All’origine di quella costruzione chiamata “Europa”,  formatasi alla conclusione della Seconda Guerra Mondiale, quando il contenente distrutto sentiva la necessità di una collaborazione e integrazione tra le popolazioni, troviamo l’obiettivo comune di una crescita economica e di un dialogo politico per una condizione di sicurezza e coesione tra gli Stati Europei.

Questa è per lo meno “l’Europa” per la concezione comune, osservata sotto un aspetto esclusivamente econometria  e politico dietro al quale però si nascondono alcuni valori di base, sopra i quali l’idea di “Unione Europea” si è fondata, come inclusione, tolleranza, libertà, non discriminazione, democrazia. Ma la democrazia, per funzionare, non può essere separata da una condizione culturale, dalla conoscenza, dall’istruzione della “maggioranza”. La libertà del popolo, che sceglie, è il suo lato migliore, ma spesso può diventare anche il suo limite quando le scelte vengono fatte senza capire, senza sapere o ancor peggio nella speranza di indovinare.

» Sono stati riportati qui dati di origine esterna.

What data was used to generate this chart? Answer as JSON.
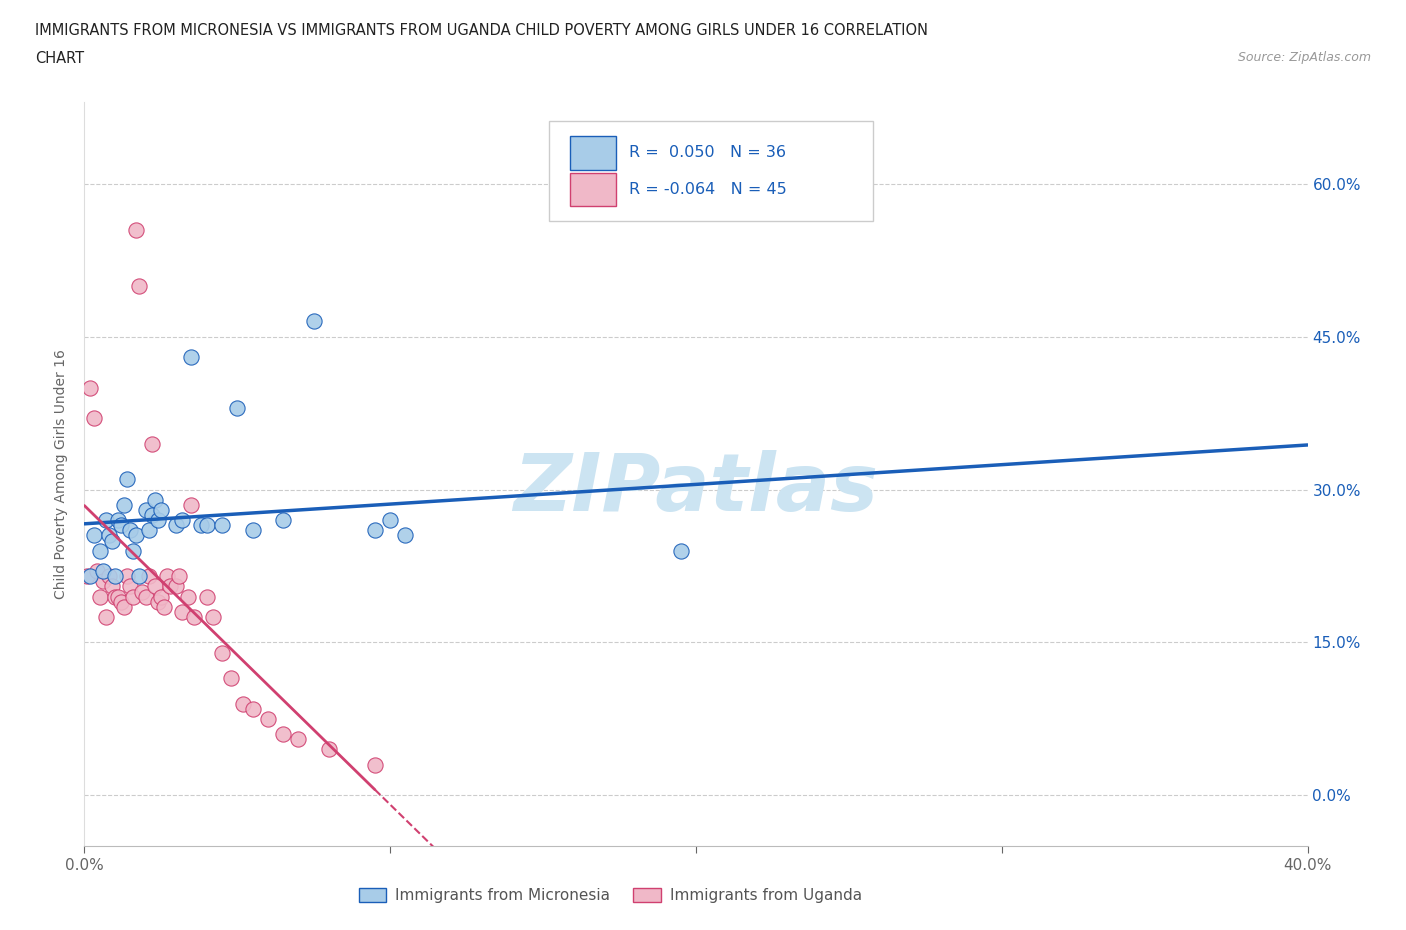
{
  "title_line1": "IMMIGRANTS FROM MICRONESIA VS IMMIGRANTS FROM UGANDA CHILD POVERTY AMONG GIRLS UNDER 16 CORRELATION",
  "title_line2": "CHART",
  "source": "Source: ZipAtlas.com",
  "ylabel": "Child Poverty Among Girls Under 16",
  "r_micronesia": 0.05,
  "n_micronesia": 36,
  "r_uganda": -0.064,
  "n_uganda": 45,
  "xlim": [
    0,
    0.4
  ],
  "ylim": [
    -0.05,
    0.68
  ],
  "xtick_positions": [
    0.0,
    0.1,
    0.2,
    0.3,
    0.4
  ],
  "xtick_labels": [
    "0.0%",
    "",
    "",
    "",
    "40.0%"
  ],
  "ytick_positions": [
    0.0,
    0.15,
    0.3,
    0.45,
    0.6
  ],
  "ytick_labels": [
    "0.0%",
    "15.0%",
    "30.0%",
    "45.0%",
    "60.0%"
  ],
  "color_micronesia": "#a8cce8",
  "color_uganda": "#f0b8c8",
  "line_color_micronesia": "#1a5eb8",
  "line_color_uganda": "#d04070",
  "watermark": "ZIPatlas",
  "watermark_color": "#cce4f2",
  "micronesia_x": [
    0.002,
    0.003,
    0.005,
    0.006,
    0.007,
    0.008,
    0.009,
    0.01,
    0.011,
    0.012,
    0.013,
    0.014,
    0.015,
    0.016,
    0.017,
    0.018,
    0.02,
    0.021,
    0.022,
    0.023,
    0.024,
    0.025,
    0.03,
    0.032,
    0.035,
    0.038,
    0.04,
    0.045,
    0.05,
    0.055,
    0.065,
    0.075,
    0.095,
    0.1,
    0.105,
    0.195
  ],
  "micronesia_y": [
    0.215,
    0.255,
    0.24,
    0.22,
    0.27,
    0.255,
    0.25,
    0.215,
    0.27,
    0.265,
    0.285,
    0.31,
    0.26,
    0.24,
    0.255,
    0.215,
    0.28,
    0.26,
    0.275,
    0.29,
    0.27,
    0.28,
    0.265,
    0.27,
    0.43,
    0.265,
    0.265,
    0.265,
    0.38,
    0.26,
    0.27,
    0.465,
    0.26,
    0.27,
    0.255,
    0.24
  ],
  "uganda_x": [
    0.001,
    0.002,
    0.003,
    0.004,
    0.005,
    0.006,
    0.007,
    0.008,
    0.009,
    0.01,
    0.011,
    0.012,
    0.013,
    0.014,
    0.015,
    0.016,
    0.017,
    0.018,
    0.019,
    0.02,
    0.021,
    0.022,
    0.023,
    0.024,
    0.025,
    0.026,
    0.027,
    0.028,
    0.03,
    0.031,
    0.032,
    0.034,
    0.035,
    0.036,
    0.04,
    0.042,
    0.045,
    0.048,
    0.052,
    0.055,
    0.06,
    0.065,
    0.07,
    0.08,
    0.095
  ],
  "uganda_y": [
    0.215,
    0.4,
    0.37,
    0.22,
    0.195,
    0.21,
    0.175,
    0.215,
    0.205,
    0.195,
    0.195,
    0.19,
    0.185,
    0.215,
    0.205,
    0.195,
    0.555,
    0.5,
    0.2,
    0.195,
    0.215,
    0.345,
    0.205,
    0.19,
    0.195,
    0.185,
    0.215,
    0.205,
    0.205,
    0.215,
    0.18,
    0.195,
    0.285,
    0.175,
    0.195,
    0.175,
    0.14,
    0.115,
    0.09,
    0.085,
    0.075,
    0.06,
    0.055,
    0.045,
    0.03
  ]
}
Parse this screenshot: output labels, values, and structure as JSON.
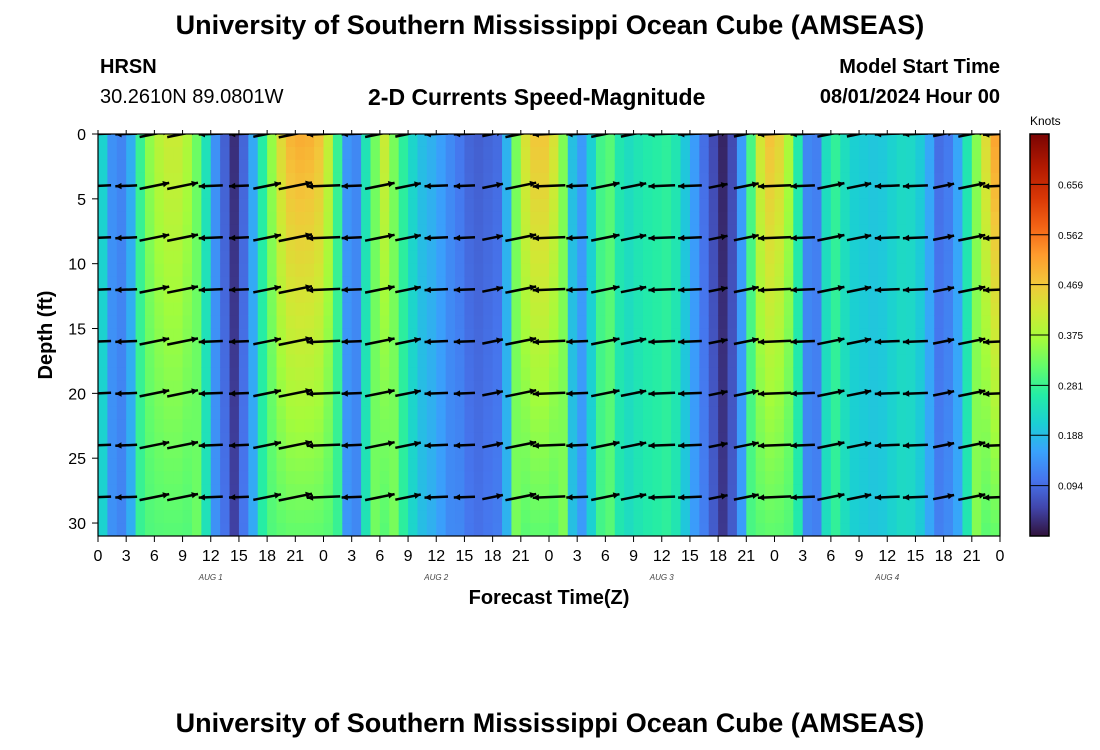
{
  "page": {
    "title_top": "University of Southern Mississippi Ocean Cube (AMSEAS)",
    "title_bottom": "University of Southern Mississippi Ocean Cube (AMSEAS)",
    "station": "HRSN",
    "coordinates": "30.2610N  89.0801W",
    "subtitle": "2-D Currents Speed-Magnitude",
    "model_start_label": "Model Start Time",
    "model_start_value": "08/01/2024 Hour 00"
  },
  "chart_data": {
    "type": "heatmap",
    "title": "2-D Currents Speed-Magnitude",
    "xlabel": "Forecast Time(Z)",
    "ylabel": "Depth (ft)",
    "xlim_hours": [
      0,
      96
    ],
    "ylim": [
      0,
      31
    ],
    "x_ticks": [
      {
        "hour": 0,
        "label": "0"
      },
      {
        "hour": 3,
        "label": "3"
      },
      {
        "hour": 6,
        "label": "6"
      },
      {
        "hour": 9,
        "label": "9"
      },
      {
        "hour": 12,
        "label": "12"
      },
      {
        "hour": 15,
        "label": "15"
      },
      {
        "hour": 18,
        "label": "18"
      },
      {
        "hour": 21,
        "label": "21"
      },
      {
        "hour": 24,
        "label": "0"
      },
      {
        "hour": 27,
        "label": "3"
      },
      {
        "hour": 30,
        "label": "6"
      },
      {
        "hour": 33,
        "label": "9"
      },
      {
        "hour": 36,
        "label": "12"
      },
      {
        "hour": 39,
        "label": "15"
      },
      {
        "hour": 42,
        "label": "18"
      },
      {
        "hour": 45,
        "label": "21"
      },
      {
        "hour": 48,
        "label": "0"
      },
      {
        "hour": 51,
        "label": "3"
      },
      {
        "hour": 54,
        "label": "6"
      },
      {
        "hour": 57,
        "label": "9"
      },
      {
        "hour": 60,
        "label": "12"
      },
      {
        "hour": 63,
        "label": "15"
      },
      {
        "hour": 66,
        "label": "18"
      },
      {
        "hour": 69,
        "label": "21"
      },
      {
        "hour": 72,
        "label": "0"
      },
      {
        "hour": 75,
        "label": "3"
      },
      {
        "hour": 78,
        "label": "6"
      },
      {
        "hour": 81,
        "label": "9"
      },
      {
        "hour": 84,
        "label": "12"
      },
      {
        "hour": 87,
        "label": "15"
      },
      {
        "hour": 90,
        "label": "18"
      },
      {
        "hour": 93,
        "label": "21"
      },
      {
        "hour": 96,
        "label": "0"
      }
    ],
    "y_ticks": [
      0,
      5,
      10,
      15,
      20,
      25,
      30
    ],
    "day_labels": [
      {
        "hour": 12,
        "label": "AUG 1"
      },
      {
        "hour": 36,
        "label": "AUG 2"
      },
      {
        "hour": 60,
        "label": "AUG 3"
      },
      {
        "hour": 84,
        "label": "AUG 4"
      }
    ],
    "colorbar": {
      "units": "Knots",
      "min": 0.0,
      "max": 0.75,
      "ticks": [
        0.094,
        0.188,
        0.281,
        0.375,
        0.469,
        0.562,
        0.656
      ],
      "tick_labels": [
        "0.094",
        "0.188",
        "0.281",
        "0.375",
        "0.469",
        "0.562",
        "0.656"
      ]
    },
    "vector_depths_ft": [
      0,
      4,
      8,
      12,
      16,
      20,
      24,
      28
    ],
    "vector_hours": [
      0,
      3,
      6,
      9,
      12,
      15,
      18,
      21,
      24,
      27,
      30,
      33,
      36,
      39,
      42,
      45,
      48,
      51,
      54,
      57,
      60,
      63,
      66,
      69,
      72,
      75,
      78,
      81,
      84,
      87,
      90,
      93,
      96
    ],
    "speed_profile_knots": [
      {
        "hour": 0,
        "value": 0.26
      },
      {
        "hour": 1.5,
        "value": 0.14
      },
      {
        "hour": 3,
        "value": 0.12
      },
      {
        "hour": 5,
        "value": 0.34
      },
      {
        "hour": 7,
        "value": 0.42
      },
      {
        "hour": 9,
        "value": 0.42
      },
      {
        "hour": 11,
        "value": 0.3
      },
      {
        "hour": 12.5,
        "value": 0.14
      },
      {
        "hour": 14.5,
        "value": 0.03
      },
      {
        "hour": 16,
        "value": 0.12
      },
      {
        "hour": 18,
        "value": 0.32
      },
      {
        "hour": 20,
        "value": 0.5
      },
      {
        "hour": 22,
        "value": 0.52
      },
      {
        "hour": 24,
        "value": 0.48
      },
      {
        "hour": 26,
        "value": 0.22
      },
      {
        "hour": 27,
        "value": 0.07
      },
      {
        "hour": 28.5,
        "value": 0.25
      },
      {
        "hour": 30.5,
        "value": 0.42
      },
      {
        "hour": 32,
        "value": 0.3
      },
      {
        "hour": 34,
        "value": 0.2
      },
      {
        "hour": 36,
        "value": 0.17
      },
      {
        "hour": 38,
        "value": 0.12
      },
      {
        "hour": 40,
        "value": 0.08
      },
      {
        "hour": 43,
        "value": 0.1
      },
      {
        "hour": 45,
        "value": 0.42
      },
      {
        "hour": 47,
        "value": 0.5
      },
      {
        "hour": 49,
        "value": 0.42
      },
      {
        "hour": 51,
        "value": 0.12
      },
      {
        "hour": 53,
        "value": 0.25
      },
      {
        "hour": 54,
        "value": 0.34
      },
      {
        "hour": 56,
        "value": 0.23
      },
      {
        "hour": 58,
        "value": 0.26
      },
      {
        "hour": 61,
        "value": 0.28
      },
      {
        "hour": 63,
        "value": 0.18
      },
      {
        "hour": 64.5,
        "value": 0.1
      },
      {
        "hour": 66.5,
        "value": 0.02
      },
      {
        "hour": 68,
        "value": 0.08
      },
      {
        "hour": 69.5,
        "value": 0.3
      },
      {
        "hour": 71,
        "value": 0.5
      },
      {
        "hour": 73,
        "value": 0.45
      },
      {
        "hour": 75,
        "value": 0.2
      },
      {
        "hour": 76,
        "value": 0.06
      },
      {
        "hour": 78,
        "value": 0.3
      },
      {
        "hour": 80,
        "value": 0.22
      },
      {
        "hour": 83,
        "value": 0.2
      },
      {
        "hour": 86,
        "value": 0.24
      },
      {
        "hour": 88,
        "value": 0.2
      },
      {
        "hour": 89.5,
        "value": 0.1
      },
      {
        "hour": 91,
        "value": 0.12
      },
      {
        "hour": 93,
        "value": 0.3
      },
      {
        "hour": 95,
        "value": 0.5
      },
      {
        "hour": 96,
        "value": 0.55
      }
    ]
  }
}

Philippe Daverio, presentando il suo ultimo libro “quattro conversazioni sull’Europa” si inserisce così nel dibattito politico attuale con la sua autorevole voce di storico dell’arte e antropologo culturale. Il presupposto è che l’Europa è la nostra casa comune, una condivisa visione del mondo, con uno stesso linguaggio artistico, musicale, architettonico e gastronomico. Partendo dal pensiero di alcuni grandi maestri dell’Ottocento e Novecento, tra cui Victor Hugo, Voltaire e addirittura Carlo Magno, che nella costruzione del suo impero aveva necessariamente dovuto tollerare differenti lingue e etnie, essere in qualche modo assorbente e assolutamente non escludente, immagina un’Unione Europea, “come un impero culturale”, che trova un senso all’interno della condivisione di idee di fondo comune. Queste allora possono essere un punto di partenza, uno stimolo per la società a prendere coscienza e ad aprirsi al concetto di un’Europa costituita da “cives” , per far ripartire l’evoluzione dialettica bloccatasi con la caduta del muro di Berlino, che faceva procedere la storia, e superare la situazione di inerzia che oscilla pericolosamente tra populismo e nazionalismo.